DANVILLE — A projected 9 percent decrease in projected equalized assessed valuation on properties for 2012 means city officials will have to cut $1.5 million in expenses to keep the property tax rate around $2 per $100 equalized assessed valuation.
“It will mean cuts in personnel and cuts in services, perhaps,” Mayor Scott Eisenhauer said.
Vermilion County Supervisor of Assessments Matt Long and Eisenhauer gave the bleak news to the city council’s Public Services Committee Wednesday night.
Long said the numbers are still being figured, with farmland seeing increases in value, but residential and commercial seeing decreases. He said big industrial buildings, such as in the Eastgate area, are sitting empty and “need to get filled sooner than later.”
Bunge also has dismantled a few of its buildings, which is affecting the assessed value, Long said.

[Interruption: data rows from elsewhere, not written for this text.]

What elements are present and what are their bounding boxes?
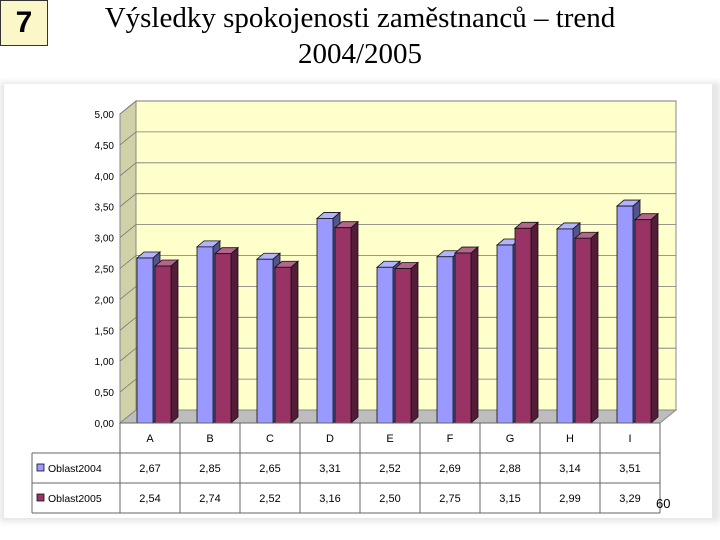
y-tick-label: 1,00 <box>95 357 115 368</box>
gridline-side <box>119 286 137 300</box>
bar <box>394 268 412 424</box>
data-label: 2,54 <box>139 493 160 505</box>
bar-side <box>470 246 479 424</box>
y-tick-label: 5,00 <box>95 110 115 121</box>
bar-side <box>590 231 599 424</box>
bar-side <box>410 261 419 424</box>
bar <box>634 219 652 424</box>
x-tick-label: F <box>447 433 454 445</box>
bar <box>334 227 352 424</box>
x-tick-label: I <box>628 433 631 445</box>
gridline-side <box>119 255 137 269</box>
data-label: 2,99 <box>559 493 580 505</box>
data-label: 2,50 <box>379 493 400 505</box>
bar <box>256 258 274 424</box>
legend-label: Oblast2004 <box>48 463 102 475</box>
slide-title-line-1: Výsledky spokojenosti zaměstnanců – tren… <box>104 2 616 34</box>
bar-side <box>530 221 539 424</box>
legend-swatch <box>36 493 45 502</box>
data-label: 3,15 <box>499 493 520 505</box>
y-tick-label: 4,50 <box>95 141 115 152</box>
bar <box>154 265 172 424</box>
bar-side <box>230 246 239 424</box>
y-tick-label: 2,00 <box>95 295 115 306</box>
bar <box>376 266 394 424</box>
gridline-side <box>119 316 137 331</box>
bar <box>454 252 472 424</box>
bar <box>514 227 532 424</box>
x-tick-label: H <box>566 433 574 445</box>
page-number: 60 <box>656 496 671 511</box>
bar <box>556 228 574 424</box>
gridline-side <box>119 378 137 393</box>
legend-swatch <box>36 463 45 472</box>
data-label: 2,67 <box>139 463 160 475</box>
data-label: 2,74 <box>199 493 220 505</box>
x-tick-label: B <box>206 433 213 445</box>
x-tick-label: C <box>266 433 274 445</box>
chart-plot: 0,00 0,50 1,00 1,50 2,00 2,50 3,00 3,50 4,00 4,50… <box>31 99 678 514</box>
gridline-side <box>119 100 137 115</box>
data-label: 3,29 <box>619 493 640 505</box>
bar <box>574 237 592 424</box>
data-label: 2,75 <box>439 493 460 505</box>
bar <box>274 266 292 424</box>
bar <box>496 244 514 424</box>
y-tick-label: 0,00 <box>95 419 115 430</box>
data-label: 2,69 <box>439 463 460 475</box>
y-tick-label: 2,50 <box>95 265 115 276</box>
gridline-side <box>119 131 137 146</box>
y-tick-label: 1,50 <box>95 326 115 337</box>
data-label: 2,52 <box>259 493 280 505</box>
bar <box>136 257 154 424</box>
y-tick-label: 0,50 <box>95 388 115 399</box>
data-label: 3,16 <box>319 493 340 505</box>
y-tick-label: 3,50 <box>95 203 115 214</box>
data-label: 2,88 <box>499 463 520 475</box>
slide-title-line-2: 2004/2005 <box>297 38 423 70</box>
bar <box>616 205 634 424</box>
bar <box>196 246 214 424</box>
gridline-side <box>119 347 137 362</box>
data-label: 2,65 <box>259 463 280 475</box>
x-tick-label: E <box>386 433 393 445</box>
data-label: 2,52 <box>379 463 400 475</box>
y-tick-label: 3,00 <box>95 234 115 245</box>
x-tick-label: A <box>146 433 154 445</box>
bar <box>316 218 334 424</box>
x-tick-label: D <box>326 433 334 445</box>
bar-side <box>350 220 359 424</box>
data-label: 3,14 <box>559 463 580 475</box>
legend-label: Oblast2005 <box>48 493 102 505</box>
bar-side <box>290 260 299 424</box>
bar <box>436 256 454 424</box>
data-label: 3,51 <box>619 463 640 475</box>
bar-side <box>170 259 179 424</box>
data-label: 3,31 <box>319 463 340 475</box>
gridline-side <box>119 193 137 208</box>
x-tick-label: G <box>506 433 515 445</box>
gridline-side <box>119 162 137 177</box>
slide-number-badge: 7 <box>0 0 48 46</box>
gridline-side <box>119 224 137 238</box>
bar-side <box>650 212 659 424</box>
data-label: 2,85 <box>199 463 220 475</box>
bar <box>214 253 232 424</box>
y-tick-label: 4,00 <box>95 172 115 183</box>
slide-title: Výsledky spokojenosti zaměstnanců – tren… <box>60 0 660 72</box>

Eisenhauer said the city saw a 6 percent equalized assessed valuation decrease last year, from $342 million in 2010 to $321 million in 2011. But due to abatements, the city’s $1.97 per $100 equalized assessed valuation property tax rate stayed about the same.
If the 9 percent decrease holds true, the city will go back to numbers it hasn’t seen since 2000-2001 when the equalized assessed valuation was $300 million or less.
If the city was to make no cuts or not increase its abatements, the city’s property tax rate would increase to $2.24 per $100 equalized assessed valuation.
“That is absolutely unacceptable,” Eisenhauer said.
“In order for us to focus back on a reasonable and acceptable tax levy rate, I think we need to be around that $2 mark,” he added.
Aldermen will have a tax levy study session at 6 p.m. Tuesday at city hall.
“We have a lot of work ahead of us,” Eisenhauer told the aldermen. He said everything is on the table, except to keep some reserve funding.
City Comptroller Gayle Lewis said the city is about $400,000 ahead in revenues so far this fiscal year.